Some people fear attempting to lose weight because of reports that weight-loss associated with subsequent weight-regain (especially repeatedly) can be more damaging to health than maintenance of the higher weight. For nonsmokers, this has been shown to be untrue [NEW ENGLAND JOURNAL OF MEDICINE 333:686-692 (1995)]. A major review of the literature concludes that there should be no concern by an obese person over the hazards of "Weight Cycling", although it did not make the same recommendation for non-obese persons [JOURNAL OF THE AMERICAN MEDICAL ASSOCIATION 272:1196-1202 (1994)]. I suspect that insufficient data on dieting by non-obese persons and medical conservatism are the basis for this caution for the non-obese. And I think since the greatest risk for the non-obese is loss of lean tissue (especially heart tissue), that exercise can provide the proper protection against harm.

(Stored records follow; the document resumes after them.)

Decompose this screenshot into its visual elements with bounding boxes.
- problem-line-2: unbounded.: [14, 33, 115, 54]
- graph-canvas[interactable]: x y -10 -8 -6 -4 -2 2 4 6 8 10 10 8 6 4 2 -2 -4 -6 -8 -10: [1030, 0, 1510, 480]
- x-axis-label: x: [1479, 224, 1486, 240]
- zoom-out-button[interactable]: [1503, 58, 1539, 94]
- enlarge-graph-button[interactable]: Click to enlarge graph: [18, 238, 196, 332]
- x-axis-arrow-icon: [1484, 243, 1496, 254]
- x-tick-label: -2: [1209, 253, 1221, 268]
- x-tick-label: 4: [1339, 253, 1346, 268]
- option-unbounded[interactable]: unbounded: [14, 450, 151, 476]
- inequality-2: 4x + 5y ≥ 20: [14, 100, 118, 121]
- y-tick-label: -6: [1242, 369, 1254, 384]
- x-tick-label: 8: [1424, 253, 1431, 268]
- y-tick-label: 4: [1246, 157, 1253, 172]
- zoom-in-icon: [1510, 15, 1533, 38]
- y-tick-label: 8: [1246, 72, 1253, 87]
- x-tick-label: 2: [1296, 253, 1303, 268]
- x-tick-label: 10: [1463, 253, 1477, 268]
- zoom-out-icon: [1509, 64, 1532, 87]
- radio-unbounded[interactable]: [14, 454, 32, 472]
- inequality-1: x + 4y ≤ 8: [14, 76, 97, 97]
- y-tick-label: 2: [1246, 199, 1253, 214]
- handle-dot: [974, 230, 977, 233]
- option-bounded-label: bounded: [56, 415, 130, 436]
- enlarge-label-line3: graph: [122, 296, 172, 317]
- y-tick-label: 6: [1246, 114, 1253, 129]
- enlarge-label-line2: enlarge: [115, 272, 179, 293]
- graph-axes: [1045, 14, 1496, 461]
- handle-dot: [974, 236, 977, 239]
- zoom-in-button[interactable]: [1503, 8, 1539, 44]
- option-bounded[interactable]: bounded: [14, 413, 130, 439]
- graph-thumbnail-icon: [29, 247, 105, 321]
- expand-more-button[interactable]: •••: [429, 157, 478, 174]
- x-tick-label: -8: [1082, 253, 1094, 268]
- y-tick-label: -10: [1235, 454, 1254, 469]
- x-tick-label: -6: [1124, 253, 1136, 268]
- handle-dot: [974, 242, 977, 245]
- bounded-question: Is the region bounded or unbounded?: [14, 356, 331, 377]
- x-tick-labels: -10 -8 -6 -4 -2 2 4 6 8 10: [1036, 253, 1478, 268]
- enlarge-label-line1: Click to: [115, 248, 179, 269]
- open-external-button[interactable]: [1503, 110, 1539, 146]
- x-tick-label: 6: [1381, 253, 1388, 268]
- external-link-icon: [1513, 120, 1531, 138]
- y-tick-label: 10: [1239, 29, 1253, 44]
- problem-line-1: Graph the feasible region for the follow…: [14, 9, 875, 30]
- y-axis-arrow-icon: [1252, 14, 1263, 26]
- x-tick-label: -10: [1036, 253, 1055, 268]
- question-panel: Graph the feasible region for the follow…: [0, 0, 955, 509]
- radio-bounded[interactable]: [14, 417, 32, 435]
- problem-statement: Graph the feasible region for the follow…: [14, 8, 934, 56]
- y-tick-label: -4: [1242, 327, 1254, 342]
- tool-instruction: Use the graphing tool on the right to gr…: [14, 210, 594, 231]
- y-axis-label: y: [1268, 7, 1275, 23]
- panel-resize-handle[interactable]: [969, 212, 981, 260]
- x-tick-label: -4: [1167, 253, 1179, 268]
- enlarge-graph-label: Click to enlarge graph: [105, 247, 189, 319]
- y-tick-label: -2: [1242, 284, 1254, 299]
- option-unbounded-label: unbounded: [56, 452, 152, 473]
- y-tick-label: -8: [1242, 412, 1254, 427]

I have attempted to call attention to the fact that the Adequate
Nutrition of CRAN may be insufficient for the Adequate Nutrition required
for weight loss. Every person initiating a CRAN program will face this
problem because reduced daily calories will result in loss of weight until
a new steady-state is attained. It is not my purpose to — and I
specifically refuse to — say how much weight any given CRAN practitioner
should lose, or how fast they should lose it. However, it is my hope that
this review will provide guidelines which can be of use to others in
planning their own individual programs.